A Ronald McDonald House Christmas
Four-year-old James Holland beamed when he heard the jingling of bells and boisterous “Ho, ho, ho!” heading down the staircase. He’d been waiting patiently for more than an hour to see Santa, and squirming slightly in his little wheelchair, he pointed to the top of his hat, which read, “Santa’s Helper.”
Holland, his mom and grand-aunt were staying at the Ronald McDonald House, where families with seriously ill children can live while facing long- to short-term hospital visits. It’s a home away from home, with private rooms, homecooked meals and playrooms for the children, for families who can’t afford a hotel or don’t have relatives who live close to Duke Hospital.
On Thursday, house staff and volunteers threw a holiday celebration. Santa and his elves with pointy shoes passed out candy canes and fleece blankets. Table after table was lined with cookies, tiny cheesecakes and chocolate pizza, and trays of lasagna and salad were uncovered in the kitchen. Children in masks came out of their rooms, grabbing pretzel sticks covered in sprinkles or listening to Christmas carols.

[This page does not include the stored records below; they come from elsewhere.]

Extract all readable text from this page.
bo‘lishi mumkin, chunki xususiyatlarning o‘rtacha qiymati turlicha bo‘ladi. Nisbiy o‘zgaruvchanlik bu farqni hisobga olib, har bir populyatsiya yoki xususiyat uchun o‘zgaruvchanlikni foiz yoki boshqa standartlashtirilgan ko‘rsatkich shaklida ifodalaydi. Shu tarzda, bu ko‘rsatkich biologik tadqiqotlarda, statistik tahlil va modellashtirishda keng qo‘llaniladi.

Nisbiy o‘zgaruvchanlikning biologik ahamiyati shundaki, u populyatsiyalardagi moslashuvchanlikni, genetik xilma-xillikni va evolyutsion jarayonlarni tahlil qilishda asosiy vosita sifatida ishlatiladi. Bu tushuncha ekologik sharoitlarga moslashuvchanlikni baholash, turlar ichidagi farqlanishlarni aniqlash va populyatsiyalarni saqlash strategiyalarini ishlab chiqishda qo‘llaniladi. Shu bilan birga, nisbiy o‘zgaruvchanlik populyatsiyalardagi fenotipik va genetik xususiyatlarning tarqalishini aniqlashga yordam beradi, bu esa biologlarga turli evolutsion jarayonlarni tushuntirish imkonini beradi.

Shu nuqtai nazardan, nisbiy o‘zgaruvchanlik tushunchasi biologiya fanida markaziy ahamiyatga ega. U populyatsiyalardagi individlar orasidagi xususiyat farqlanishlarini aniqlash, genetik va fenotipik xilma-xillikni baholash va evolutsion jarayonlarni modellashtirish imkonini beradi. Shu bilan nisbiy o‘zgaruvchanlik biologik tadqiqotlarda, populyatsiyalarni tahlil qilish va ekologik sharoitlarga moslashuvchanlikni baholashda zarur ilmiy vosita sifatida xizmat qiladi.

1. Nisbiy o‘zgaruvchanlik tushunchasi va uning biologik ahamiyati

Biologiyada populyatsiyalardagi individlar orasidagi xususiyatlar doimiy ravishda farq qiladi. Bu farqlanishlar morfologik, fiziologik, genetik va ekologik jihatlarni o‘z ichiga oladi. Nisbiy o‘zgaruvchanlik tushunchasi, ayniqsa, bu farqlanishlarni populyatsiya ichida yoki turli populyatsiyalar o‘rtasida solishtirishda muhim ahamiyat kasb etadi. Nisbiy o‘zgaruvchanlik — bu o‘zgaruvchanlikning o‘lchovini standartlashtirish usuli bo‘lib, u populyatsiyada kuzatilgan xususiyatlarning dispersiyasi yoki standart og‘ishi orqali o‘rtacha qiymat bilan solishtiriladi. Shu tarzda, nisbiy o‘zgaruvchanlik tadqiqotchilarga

Jennifer Holland, James’ mother, said her son is no stranger to “5200,” the pediatrics floor of Duke Hospital. He has Pelizaeus-Merzbacher Disease, or PMD, which is a rare and progressive central nervous system disorder that affects coordination, motor abilities and intellectual function.
For a long time, James couldn’t walk. He could barely talk. Doctors told the family from Ferrum, Va., that there really was no cure for their boy. But when he received a stem cell transplant in December 2011, when they decorated his hospital room with Christmas cards and Christmas trees, they began to see results.
James can form full sentences now, and he walks with a walker. Now he just goes back to Duke Hospital once a year for a week of testing.
James smiled as Santa sat down next to him. What’s your favorite color? Santa asked. Elmo red. What do you want for Christmas? A daddy Mickey Mouse.
“Merry Christmas, young man,” Santa said before he left, grabbing James’ hand and squeezing it. “And don’t you worry. Wherever you are Christmas Eve, Santa will find you.”
James grinned, clutching his new red fleece blanket, covered in winter owls.
“You little ham biscuit,” Jennifer said, taking photos with her iPad. She said once they get home, she’s getting a head-start on wrapping Christmas presents.
“We couldn’t be happier,” she said. “He’s doing fabulous.”
In the kitchen, Hendersonville resident Bobby Davis stood waiting for dinner, with her granddaughter, 3-year-old Hailey, clutching her legs. Their stay at the Ronald McDonald House is brief. Her grandson, 17-month-old Alexander, just had surgery on his skull on Monday, due to the bone growing too close around his brain. They were waiting for the swelling to go down and his eyes to open.
“There was nothing I could do about it,” Davis said. “I’m the grandma, but there was nothing I could do to make it right.”
She said she was staying at the house while Alexander recovered with his dad in the hospital, and she couldn’t wait to see her grandson back to normal again.
“I feel like I’m at home,” she said of spending part of the holidays at the Ronald McDonald House. “Everyone seems to be family.”
Across the room, 2-year-old Odin Dougherty clapped his hands to Christmas carols, pausing to take bites from the cookies on his plate. Odin has Diffuse Intrinsic Pontine Glioma, a brain cancer where less than 10 percent of children who have it live longer than 18 months from diagnosis.
His family took him to get a brain scan after his right eye suddenly crossed, and they’ve stayed at the house since Halloween while he goes through radiation five times a week.
Erin, his mother, said Odin will run through the halls at the Ronald McDonald House, where everyone knows him now. They’ll put a train around their Christmas tree this year -- Odin’s a big fan of cars and trains. And they watch a “Toy Story” movie every morning before they head to the hospital for treatment. Living at the house has become a nice alternative to their Salisbury home.
“They can treat it, but they can’t cure it,” Erin said. “We just want to make every day as good as we can for him.”